Fig. 2 is embodiment of the present invention Nonvolatile resistance variation memory part Ta/HfOx/CeO2The structural representation of/NSTO, should Structure bottom is backing material NSTO, and NSTO is the strontium titanate material (doping mass fraction is 0.7%) of niobium doping, after doping Simultaneously as the hearth electrode material of device.It is one layer of monocrystalline CeO to be deposited on NSTO2Film, for reducing whole device Power consumption is deposited and reduces devices transition parameter discrete, in CeO2On be HfOx, due to depositing operation control, the HfO of acquisitionx Thin-film material is non-stoichiometric, is deposited on HfOxOn be top electric metal thin-film material Ta, Ta/HfOx/CeO2/ NSTO structures Into the resistance variation memory structure unit of the embodiment of the present invention.
Comparative example 1
Resistive memory Ta/HfOxThe preparation method of/NSTO, comprises the following steps:
Step 1:NSTO substrates are cleaned, and shield portions region is used as hearth electrode;
Step 2:Using magnetron sputtering technique HfO is deposited on NSTO filmsxFilm, thickness is 20nm, and depositing operation is: Before deposition, Chamber vacuum degree is 1 × 10-5Pa;In deposition process, chamber pressure is maintained at 2Pa, and partial pressure of oxygen control is in 5%, deposition 25 DEG C of temperature, deposition power 60W, sedimentation time 20 minutes;
Step 3:Using mask plate in HfOxTop electrode figure is formed on film;
Step 4:Using magnetron sputtering technique in HfOxTa metal electrode layers are deposited on film, thickness is 80nm, deposit work Skill is:Before deposition, Chamber vacuum degree is 2 × 10-4Pa;In deposition process, chamber pressure is maintained at 1Pa, and 25 DEG C of depositing temperature sinks Product power 60W, sedimentation time 4 minutes.

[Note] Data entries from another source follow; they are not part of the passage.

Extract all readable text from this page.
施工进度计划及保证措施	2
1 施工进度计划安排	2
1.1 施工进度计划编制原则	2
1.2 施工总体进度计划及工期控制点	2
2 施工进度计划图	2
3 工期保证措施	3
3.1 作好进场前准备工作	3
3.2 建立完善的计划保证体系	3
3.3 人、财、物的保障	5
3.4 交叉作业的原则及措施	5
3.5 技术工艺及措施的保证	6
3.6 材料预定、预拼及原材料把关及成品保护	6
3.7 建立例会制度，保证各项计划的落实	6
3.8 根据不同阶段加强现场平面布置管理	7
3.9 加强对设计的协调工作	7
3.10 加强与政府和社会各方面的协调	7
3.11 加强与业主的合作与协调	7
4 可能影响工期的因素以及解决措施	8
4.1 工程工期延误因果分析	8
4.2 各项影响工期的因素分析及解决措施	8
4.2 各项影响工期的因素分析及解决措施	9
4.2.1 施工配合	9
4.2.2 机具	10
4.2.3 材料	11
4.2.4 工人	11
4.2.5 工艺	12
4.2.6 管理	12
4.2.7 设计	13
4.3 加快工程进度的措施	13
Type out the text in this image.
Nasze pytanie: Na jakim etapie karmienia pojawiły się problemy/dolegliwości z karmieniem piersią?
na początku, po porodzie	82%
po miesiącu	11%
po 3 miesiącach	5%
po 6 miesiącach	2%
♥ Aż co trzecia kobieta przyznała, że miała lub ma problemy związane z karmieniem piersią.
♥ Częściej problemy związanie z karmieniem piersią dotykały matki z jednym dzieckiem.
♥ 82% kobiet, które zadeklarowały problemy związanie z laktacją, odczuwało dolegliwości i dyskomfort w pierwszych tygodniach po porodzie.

Step 5:Removal mask plate, obtains resistive memory Ta/HfOx/CeO2/NSTO。
Embodiment 1
Resistive memory Ta/HfOx/CeO2The preparation method of/NSTO, comprises the following steps:
Step 1:NSTO substrates are cleaned, and shield portions region is used as hearth electrode;
Step 2:Using pulsed laser deposition technique on NSTO one layer of ultra-thin CeO of extension2Film, thickness is 4nm, deposition Technique is:Before deposition, the vacuum of chamber is~1 × 10-8Pa;Laser pulse frequency 1Hz in deposition process, target base spacing is 80mm, the vacuum in deposition process is~3 × 10-8Pa, underlayer temperature is 800 DEG C, and laser ablation energy is 1Jcm-2
Step 3:Using magnetron sputtering technique in CeO2HfO is deposited on filmxFilm, thickness is 20nm, and depositing operation is: Before deposition, Chamber vacuum degree is 1 × 10-5Pa;In deposition process, chamber pressure is maintained at 2Pa, and partial pressure of oxygen control is in 5%, deposition Temperature room temperature, deposition power 60W, sedimentation time 20 minutes;
Step 4:Using mask plate in HfOxTop electrode figure is formed on film;
Step 5:Using magnetron sputtering technique in HfOxTa metal electrode layers are deposited on film, thickness is 80nm, deposit work Skill is:Before deposition, Chamber vacuum degree is 2 × 10-4Pa;In deposition process, chamber pressure is maintained at 1Pa, and depositing temperature room temperature is sunk Product power 60W, sedimentation time 4 minutes.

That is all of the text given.